Sensor placement determination for a wearable device in dual-arm manipulation tasks

Abstract

To enhance the quality of life for individuals in various sectors, such as industry, healthcare, and everyday activities, the development of a highly efficient and cost-effective wearable device is essential. This paper presents a feasibility study for a general estimation methodology for human activity assessment using a single sensor placed on the back. The methodology considers the minimal variability in human body movements when carrying different weights. Our approach involves optimizing the sensor's position through a simple pre-processing technique. This technique utilizes virtual sensor position and orientation data derived from a virtual mannequin based on real inertial measurement unit (IMU) measurements obtained during two-arm manipulation tasks in a warehouse setting. The primary contribution is the optimization of a single, non-invasive sensor placement on the back to accurately assess activities involving two-hand manipulation with low variability in movement. We identified 54 different activity classes with an accuracy of 91.77% using a hybrid two-dimensional Convolutional Neural Network (CNN) combined with a Bidirectional Long Short-Term Memory (BiLSTM) network (2D CNN-BiLSTM) model.
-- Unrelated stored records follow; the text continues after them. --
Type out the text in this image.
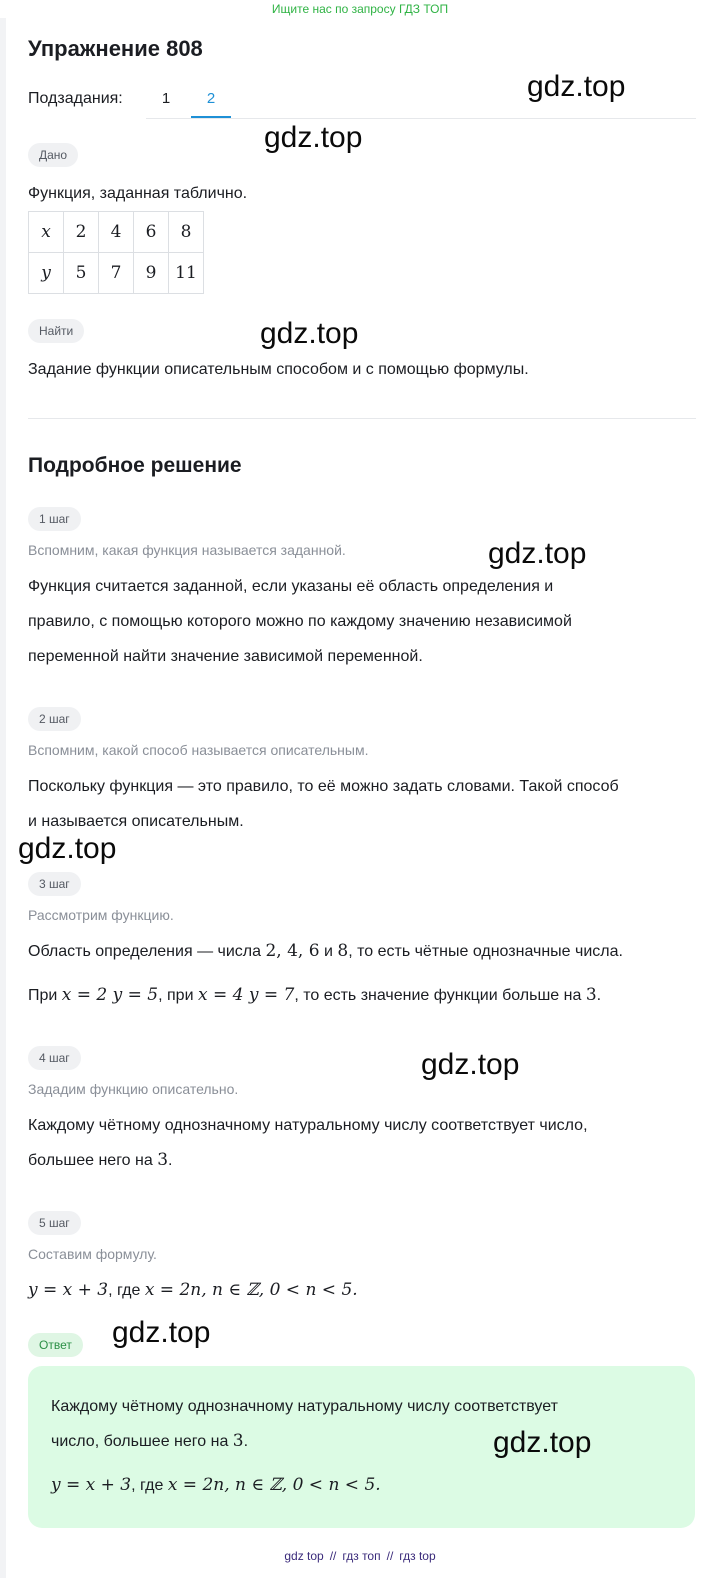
Ищите нас по запросу ГДЗ ТОП
Упражнение 808
Подзадания:	1	2
Дано
Функция, заданная таблично.
x	2	4	6	8
y	5	7	9	11
Найти
Задание функции описательным способом и с помощью формулы.
Подробное решение
1 шаг
Вспомним, какая функция называется заданной.
Функция считается заданной, если указаны её область определения и
правило, с помощью которого можно по каждому значению независимой
переменной найти значение зависимой переменной.
2 шаг
Вспомним, какой способ называется описательным.
Поскольку функция — это правило, то её можно задать словами. Такой способ
и называется описательным.
3 шаг
Рассмотрим функцию.
Область определения — числа 2, 4, 6 и 8, то есть чётные однозначные числа.
При x = 2 y = 5, при x = 4 y = 7, то есть значение функции больше на 3.
4 шаг
Зададим функцию описательно.
Каждому чётному однозначному натуральному числу соответствует число,
большее него на 3.
5 шаг
Составим формулу.
y = x + 3, где x = 2n, n ∈ ℤ, 0 < n < 5.
Ответ
Каждому чётному однозначному натуральному числу соответствует
число, большее него на 3.
y = x + 3, где x = 2n, n ∈ ℤ, 0 < n < 5.
gdz.top
gdz.top
gdz.top
gdz.top
gdz.top
gdz.top
gdz.top
gdz.top
gdz top // гдз топ // гдз top
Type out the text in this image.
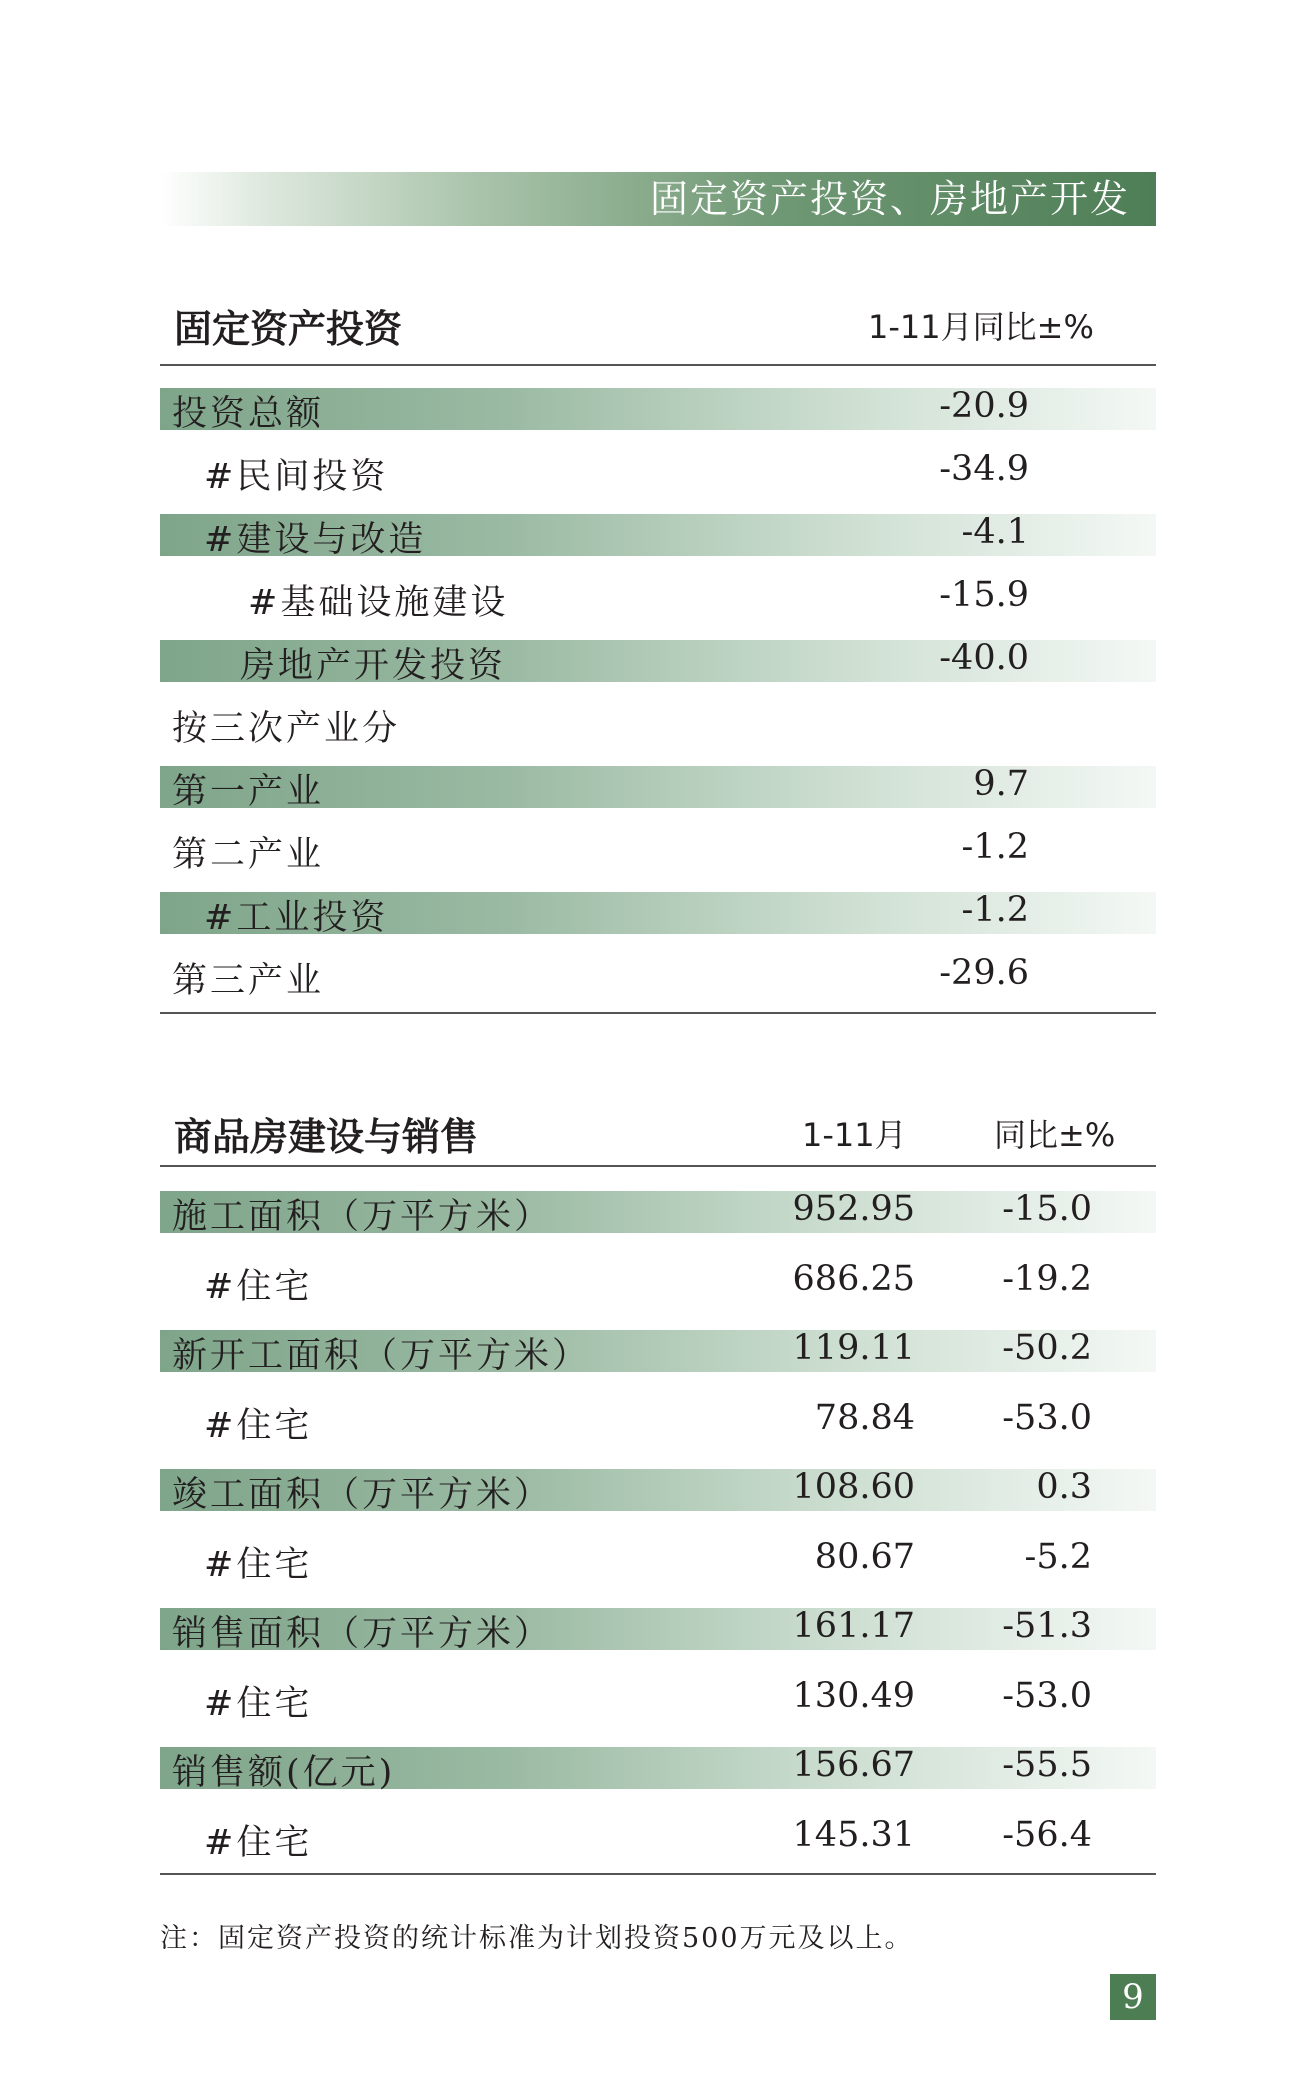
固定资产投资、房地产开发
固定资产投资	1-11月同比±%
投资总额	-20.9
#民间投资	-34.9
#建设与改造	-4.1
#基础设施建设	-15.9
房地产开发投资	-40.0
按三次产业分
第一产业	9.7
第二产业	-1.2
#工业投资	-1.2
第三产业	-29.6
商品房建设与销售	1-11月	同比±%
施工面积（万平方米）	952.95 -15.0
#住宅	686.25 -19.2
新开工面积（万平方米）	119.11 -50.2
#住宅	78.84 -53.0
竣工面积（万平方米）	108.60	0.3
#住宅	80.67	-5.2
销售面积（万平方米）	161.17 -51.3
#住宅	130.49 -53.0
销售额(亿元)	156.67 -55.5
#住宅	145.31 -56.4
注：固定资产投资的统计标准为计划投资500万元及以上。
9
This model does not require additional sensors that measure other physical quantities, such as electromyography activity. Identifying repetitive tasks involving significant bending, stretching, and twisting, which pose risks of musculoskeletal disorders and back pain, offers a solution for designing wearable devices. The portability and autonomy of these devices are crucial, and current sensor technology meets these needs with low size, cost, and consumption. Wearable medical devices can thus be effectively used for self-monitoring health, preventive medicine, and rehabilitation.